Surfshark analysed the data points collected by the language apps and found that Duolingo collects most user data.
The researchers found that Duolingo gathers 19 out of 32 data points, nearly 60% of the available data. The data pertains to name, email address, phone number, physical address, payment information, photos or videos, and search history.
Researchers also found out that out of the 19 unique data points that Duolingo collects, it tracks 13 of them, which is by far the largest.
Busuu app comes a close second with 17 collected data points, with Human at the third spot with 12 data points. While Bussu tracks 2 out of 17 data points, iHuman tracks zero.

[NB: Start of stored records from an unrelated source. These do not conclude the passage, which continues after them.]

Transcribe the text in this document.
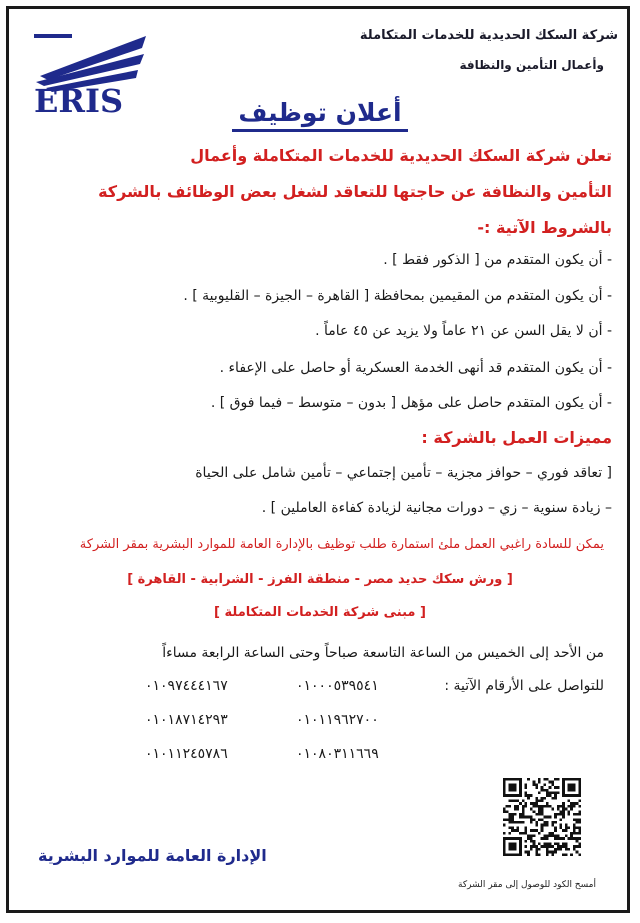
ERIS
شركة السكك الحديدية للخدمات المتكاملة
وأعمال التأمين والنظافة
أعلان توظيف
تعلن شركة السكك الحديدية للخدمات المتكاملة وأعمال
التأمين والنظافة عن حاجتها للتعاقد لشغل بعض الوظائف بالشركة
بالشروط الآتية :-
- أن يكون المتقدم من [ الذكور فقط ] .
- أن يكون المتقدم من المقيمين بمحافظة [ القاهرة – الجيزة – القليوبية ] .
- أن لا يقل السن عن ٢١ عاماً ولا يزيد عن ٤٥ عاماً .
- أن يكون المتقدم قد أنهى الخدمة العسكرية أو حاصل على الإعفاء .
- أن يكون المتقدم حاصل على مؤهل [ بدون – متوسط – فيما فوق ] .
مميزات العمل بالشركة :
[ تعاقد فوري – حوافز مجزية – تأمين إجتماعي – تأمين شامل على الحياة
– زيادة سنوية – زي – دورات مجانية لزيادة كفاءة العاملين ] .
يمكن للسادة راغبي العمل ملئ استمارة طلب توظيف بالإدارة العامة للموارد البشرية بمقر الشركة
[ ورش سكك حديد مصر - منطقة الفرز - الشرابية - القاهرة ]
[ مبنى شركة الخدمات المتكاملة ]
من الأحد إلى الخميس من الساعة التاسعة صباحاً وحتى الساعة الرابعة مساءاً
للتواصل على الأرقام الآتية :
٠١٠٠٠٥٣٩٥٤١
٠١٠٩٧٤٤٤١٦٧
٠١٠١١٩٦٢٧٠٠
٠١٠١٨٧١٤٢٩٣
٠١٠٨٠٣١١٦٦٩
٠١٠١١٢٤٥٧٨٦
أمسح الكود للوصول إلى مقر الشركة
الإدارة العامة للموارد البشرية
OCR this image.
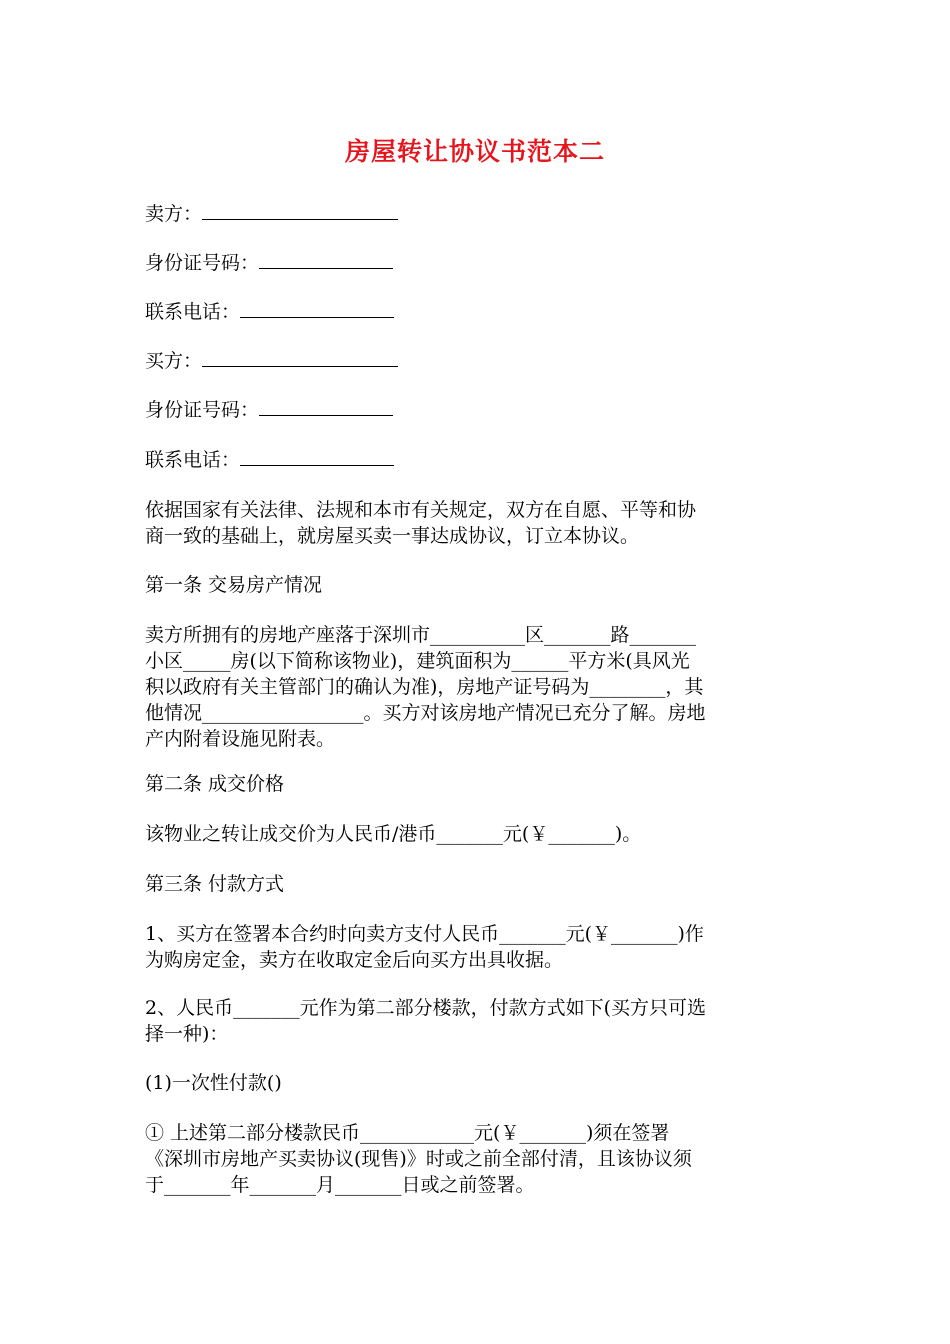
房屋转让协议书范本二
卖方：
身份证号码：
联系电话：
买方：
身份证号码：
联系电话：
依据国家有关法律、法规和本市有关规定，双方在自愿、平等和协
商一致的基础上，就房屋买卖一事达成协议，订立本协议。
第一条 交易房产情况
卖方所拥有的房地产座落于深圳市__________区_______路_______
小区_____房(以下简称该物业)，建筑面积为______平方米(具风光
积以政府有关主管部门的确认为准)，房地产证号码为________，其
他情况_________________。买方对该房地产情况已充分了解。房地
产内附着设施见附表。
第二条 成交价格
该物业之转让成交价为人民币/港币_______元(￥_______)。
第三条 付款方式
1、买方在签署本合约时向卖方支付人民币_______元(￥_______)作
为购房定金，卖方在收取定金后向买方出具收据。
2、人民币_______元作为第二部分楼款，付款方式如下(买方只可选
择一种)：
(1)一次性付款()
① 上述第二部分楼款民币____________元(￥_______)须在签署
《深圳市房地产买卖协议(现售)》时或之前全部付清，且该协议须
于_______年_______月_______日或之前签署。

In contrast, some language-learning apps do follow a privacy-oriented approach. For example, EWA collects only 5 of the 32 data points, HelloTalk captures 7, and Mondly retains 8. HelloTalk, while capturing only 7 data points, does track the precise location of the customers, a feature distant to HelloTalk.
Moreover, the main issue isn’t the data collection; it is about how these apps manage the collected data. Most of these apps use data for tracking and often share it with third-party advertisers and data brokers. On average, these apps use three data points for tracking purposes, although not the precise location but purchase history, course location, and phone number.
Duolingo stands at the top in this regard, too. It uses 13 out of 19 data points to track users.
“Knowing what type of data your beloved language learning app collects can lead to informed decisions regarding its usage,” Surfshark’s lead researcher, Agneska Sablovskaja, told Candid.Technology. “As the new school and work season begins, many people are eager to learn a new language. However, in the pursuit of linguistic skills, it’s easy to overlook a crucial aspect: the data-hungry nature of popular language-learning apps.”